Why was Shujaat Bukhari killed? More whispers than pointers
There is predictable confusion about who may have killed him together with his two security guards.
Shujaat Bukhari was among the most informed and least exultant Kashmiri journalists I have met. He let his incorrigible smile and straight reporting do the talking. He was shot dead on Thursday evening outside the Srinagar office of the Rising Kashmir newspaper, of which he was editor.
There is predictable confusion about who may have killed him together with his two security guards. As is known to happen in the tense and fractious city that Srinagar has become, there will be more whispers than clear pointers to the crime.
There was a time not too long ago when journalists from Delhi would visit Srinagar and put their arms around their brave and courageous Kashmiri colleagues. The last four years have seen an equaliser of sorts. The shooting of Gauri Lankesh by suspected Hindutva killers underscored an atmosphere of terror and insecurity that the more upright Indian journalists in particular have been feeling quite palpably.
The once invincible Barkha Dutt has been speaking of efforts to silence her by stopping TV entrepreneurs from hiring her. In a way, the best journalists are now working on news portals because their supposedly mainstream newspapers and TV channels will not be allowed to hire them.
Teesta Setalvad and her husband Javed Anand, who exposed perhaps the worst crimes of the Gujarat pogroms, are facing legal cases and jail threats. Rana Ayyub, a courageous young woman, very reluctantly shares the mental torture she suffers from unspeakable palpable threats for her work in exposing the high and mighty in the field of communal violence. Anchor Ravish Kumar has worries about his family, but refuses to stand down as perhaps the boldest anchor in India today.
What is happening with the Pakistani media is so identical that it is tempting to believe that tormentors on both sides perhaps exchange notes. All these fine journalists standing their ground on both sides are people who can be considered the most self-assured holders of free opinions and sharers of information and knowledge. But, like Shujaat Bukhari and Gauri Lankesh, they are all extremely vulnerable to galloping intolerance.
The main players in the troubled strife-torn Kashmir Valley are India and Pakistan. Both have vehemently condemned Bukhari’s murder. Which reminds me of some of the better-known mysteries of our times. There was a film called No One Killed Jessica about a lovely girl who was shot dead at a party in Delhi. It was probably based on the storyline from Ayodhya: “no one demolished the Babri mosque”! The Pakistani equivalent would be: “no one killed Benazir Bhutto”.
Two or three images come to my mind as it scans the canvas of memories and possibilities for clues. The murder took place on the day the UN Human Rights commission brought out its first-ever report on the abuses in Kashmir on both sides of the border. The murder thus became the story rather than the damning rights report, which incidentally was strongly rejected by India.
There are factors that point to one direction and then to the other. Bukhari’s brother is a minister in the Mehbooba Mufti government of which the BJP is an ally. This fact can create one kind of narrative.
But Bukhari’s newspaper was highlighting reports that pointed to an opposite reality. Take the story of the rape and murder of an eight-year-old tribal Muslim girl in Jammu in January this year. Right-wing Hindus have actively rallied in support of the accused. A report in Bukhari’s paper on April 4 nailed the lie that she was killed by someone in a land feud.

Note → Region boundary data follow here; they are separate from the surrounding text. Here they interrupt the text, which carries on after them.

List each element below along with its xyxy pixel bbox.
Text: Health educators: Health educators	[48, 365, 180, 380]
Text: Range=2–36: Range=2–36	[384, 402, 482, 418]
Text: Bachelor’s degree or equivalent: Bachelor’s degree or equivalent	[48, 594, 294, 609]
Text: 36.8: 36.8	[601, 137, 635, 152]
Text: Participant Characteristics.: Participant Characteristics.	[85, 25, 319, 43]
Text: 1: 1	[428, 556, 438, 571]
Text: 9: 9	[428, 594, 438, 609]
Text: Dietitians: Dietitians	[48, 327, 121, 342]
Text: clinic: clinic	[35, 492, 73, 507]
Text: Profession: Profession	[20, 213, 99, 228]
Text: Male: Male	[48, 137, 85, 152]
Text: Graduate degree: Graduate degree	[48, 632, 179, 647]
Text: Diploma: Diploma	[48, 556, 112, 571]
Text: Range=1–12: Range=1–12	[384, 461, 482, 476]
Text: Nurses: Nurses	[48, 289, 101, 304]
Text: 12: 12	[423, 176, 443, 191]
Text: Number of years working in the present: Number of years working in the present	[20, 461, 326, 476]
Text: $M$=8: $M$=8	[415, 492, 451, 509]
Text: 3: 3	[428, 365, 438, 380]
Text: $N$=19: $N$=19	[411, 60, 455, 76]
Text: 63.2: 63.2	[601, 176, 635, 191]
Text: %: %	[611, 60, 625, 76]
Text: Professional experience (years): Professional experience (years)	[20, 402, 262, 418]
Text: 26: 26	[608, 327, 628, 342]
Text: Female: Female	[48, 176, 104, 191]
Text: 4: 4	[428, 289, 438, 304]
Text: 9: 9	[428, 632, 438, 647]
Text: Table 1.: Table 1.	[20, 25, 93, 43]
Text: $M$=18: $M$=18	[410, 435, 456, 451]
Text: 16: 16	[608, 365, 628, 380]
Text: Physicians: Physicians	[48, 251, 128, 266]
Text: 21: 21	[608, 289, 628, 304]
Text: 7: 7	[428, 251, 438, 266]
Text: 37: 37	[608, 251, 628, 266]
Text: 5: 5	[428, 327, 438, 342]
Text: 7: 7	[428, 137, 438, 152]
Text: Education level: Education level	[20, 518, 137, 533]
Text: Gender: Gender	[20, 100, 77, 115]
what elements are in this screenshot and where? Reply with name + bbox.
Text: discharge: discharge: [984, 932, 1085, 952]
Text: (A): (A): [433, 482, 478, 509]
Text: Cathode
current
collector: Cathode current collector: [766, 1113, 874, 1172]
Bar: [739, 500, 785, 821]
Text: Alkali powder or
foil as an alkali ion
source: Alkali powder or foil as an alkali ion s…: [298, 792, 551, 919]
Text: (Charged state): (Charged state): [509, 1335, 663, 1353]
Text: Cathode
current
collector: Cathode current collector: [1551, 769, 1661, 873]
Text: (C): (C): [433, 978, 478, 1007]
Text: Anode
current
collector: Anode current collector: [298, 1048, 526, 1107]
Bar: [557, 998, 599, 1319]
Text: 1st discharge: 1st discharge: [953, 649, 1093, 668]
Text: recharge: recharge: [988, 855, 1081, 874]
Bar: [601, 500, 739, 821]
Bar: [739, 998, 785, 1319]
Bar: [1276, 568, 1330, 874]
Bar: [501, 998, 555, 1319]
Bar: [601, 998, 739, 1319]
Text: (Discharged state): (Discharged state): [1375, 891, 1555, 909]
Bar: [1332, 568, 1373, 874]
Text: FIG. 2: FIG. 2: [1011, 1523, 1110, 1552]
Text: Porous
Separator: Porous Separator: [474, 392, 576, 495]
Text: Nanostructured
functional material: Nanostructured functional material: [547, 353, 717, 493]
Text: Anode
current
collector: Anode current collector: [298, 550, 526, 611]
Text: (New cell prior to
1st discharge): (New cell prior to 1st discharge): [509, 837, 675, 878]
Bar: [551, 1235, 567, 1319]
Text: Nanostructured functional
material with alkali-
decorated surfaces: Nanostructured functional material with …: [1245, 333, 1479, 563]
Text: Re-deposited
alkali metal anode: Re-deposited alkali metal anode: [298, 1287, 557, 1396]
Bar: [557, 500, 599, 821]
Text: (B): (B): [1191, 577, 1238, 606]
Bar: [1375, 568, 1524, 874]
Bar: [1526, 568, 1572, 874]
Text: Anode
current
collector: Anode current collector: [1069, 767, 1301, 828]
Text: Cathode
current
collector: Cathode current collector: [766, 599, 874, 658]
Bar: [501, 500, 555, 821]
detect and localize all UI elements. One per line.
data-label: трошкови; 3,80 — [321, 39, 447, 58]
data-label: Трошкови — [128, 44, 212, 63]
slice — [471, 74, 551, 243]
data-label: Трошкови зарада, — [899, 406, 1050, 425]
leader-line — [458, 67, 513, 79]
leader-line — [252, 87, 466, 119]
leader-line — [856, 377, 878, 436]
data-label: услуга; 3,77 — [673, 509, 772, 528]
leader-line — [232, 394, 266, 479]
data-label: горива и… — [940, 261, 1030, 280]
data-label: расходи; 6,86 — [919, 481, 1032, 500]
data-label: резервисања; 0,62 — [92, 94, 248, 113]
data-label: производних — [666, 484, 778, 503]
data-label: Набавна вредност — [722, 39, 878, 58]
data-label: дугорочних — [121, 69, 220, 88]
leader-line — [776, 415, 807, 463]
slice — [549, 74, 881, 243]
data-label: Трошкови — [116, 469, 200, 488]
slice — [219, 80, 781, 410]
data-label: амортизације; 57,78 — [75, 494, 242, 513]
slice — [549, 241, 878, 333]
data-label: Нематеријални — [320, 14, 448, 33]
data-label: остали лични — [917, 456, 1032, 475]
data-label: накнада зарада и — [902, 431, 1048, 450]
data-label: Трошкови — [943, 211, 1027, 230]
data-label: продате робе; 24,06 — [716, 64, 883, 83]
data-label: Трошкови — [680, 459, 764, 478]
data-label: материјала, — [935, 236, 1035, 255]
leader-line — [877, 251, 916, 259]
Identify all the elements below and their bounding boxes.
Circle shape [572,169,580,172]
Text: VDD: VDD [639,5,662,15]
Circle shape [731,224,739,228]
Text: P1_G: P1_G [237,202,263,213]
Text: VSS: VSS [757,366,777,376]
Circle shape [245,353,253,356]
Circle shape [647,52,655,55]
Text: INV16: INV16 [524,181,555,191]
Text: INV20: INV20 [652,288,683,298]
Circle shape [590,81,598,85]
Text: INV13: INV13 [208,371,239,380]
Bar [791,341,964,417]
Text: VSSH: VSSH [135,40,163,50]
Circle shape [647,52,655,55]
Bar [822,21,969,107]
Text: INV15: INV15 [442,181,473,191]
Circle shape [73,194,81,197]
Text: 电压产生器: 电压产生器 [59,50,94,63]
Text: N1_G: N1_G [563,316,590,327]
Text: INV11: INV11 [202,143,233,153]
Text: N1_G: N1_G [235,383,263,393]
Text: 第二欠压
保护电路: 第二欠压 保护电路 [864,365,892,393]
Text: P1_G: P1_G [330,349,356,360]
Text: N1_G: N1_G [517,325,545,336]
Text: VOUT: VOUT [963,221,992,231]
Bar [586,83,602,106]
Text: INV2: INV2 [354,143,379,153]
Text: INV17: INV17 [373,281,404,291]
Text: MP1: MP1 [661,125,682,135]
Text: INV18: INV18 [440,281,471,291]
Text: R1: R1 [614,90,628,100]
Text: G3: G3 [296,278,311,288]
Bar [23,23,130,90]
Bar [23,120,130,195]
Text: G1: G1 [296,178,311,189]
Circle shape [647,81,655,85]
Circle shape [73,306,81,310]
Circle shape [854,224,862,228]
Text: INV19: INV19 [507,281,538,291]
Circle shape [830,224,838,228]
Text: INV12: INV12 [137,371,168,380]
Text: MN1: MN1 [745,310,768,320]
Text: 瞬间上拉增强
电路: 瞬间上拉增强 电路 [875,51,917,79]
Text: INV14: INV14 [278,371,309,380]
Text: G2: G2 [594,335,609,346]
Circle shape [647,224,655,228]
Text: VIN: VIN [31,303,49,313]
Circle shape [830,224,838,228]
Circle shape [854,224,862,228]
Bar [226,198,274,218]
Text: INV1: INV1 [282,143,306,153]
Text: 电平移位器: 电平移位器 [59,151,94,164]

“Strands of hair found in a temple where eight-year-old Asifa Bano was held captive before being strangulated after rape have matched with the victim’s (Asifa) hair on DNA analysis,” Rising Kashmir reported in the first week of April. “Official sources said that the crime branch, probing the rape-and-murder, had found hair strands from Devistan temple in Hiranagar after one of the accused revealed during interrogation that Asifa was held captive inside the temple. The crime site was searched and the hair strands were found and sent to forensic laboratory (FSL) New Delhi. The report confirmed that they were that of Asifa, the sources said.”
Whose side was Bukhari on, according to his report? Let’s also read a report Bukhari wrote on May 25. Veteran journalist and peace activist Om Thanvi shared it as the last one from the Kashmiri journalist in his email account. The report raises the prospect of the stalled Saarc summit being revived in Islamabad with India’s participation. Everyone knows who would oppose the move. Bukhari began the report by critiquing PM Narendra Modi for not addressing the Kashmir issue politically during his May 20 visit to Srinagar.
“He is preparing the ground to see that the Saarc summit takes place and instead of rhetoric, he might prefer ‘peace’ to be sold to the electorate. Relations with Nepal and Maldives are also indicating towards this thread. In order to get Pakistan on board for a successful Saarc, it is imperative to cool down tempers in and on Kashmir. In this backdrop next few months will be interesting to watch.”
Sadly, Shujaat Bukhari will not be around with his notebook to jot down his astute reading of a complex and forbidding reality.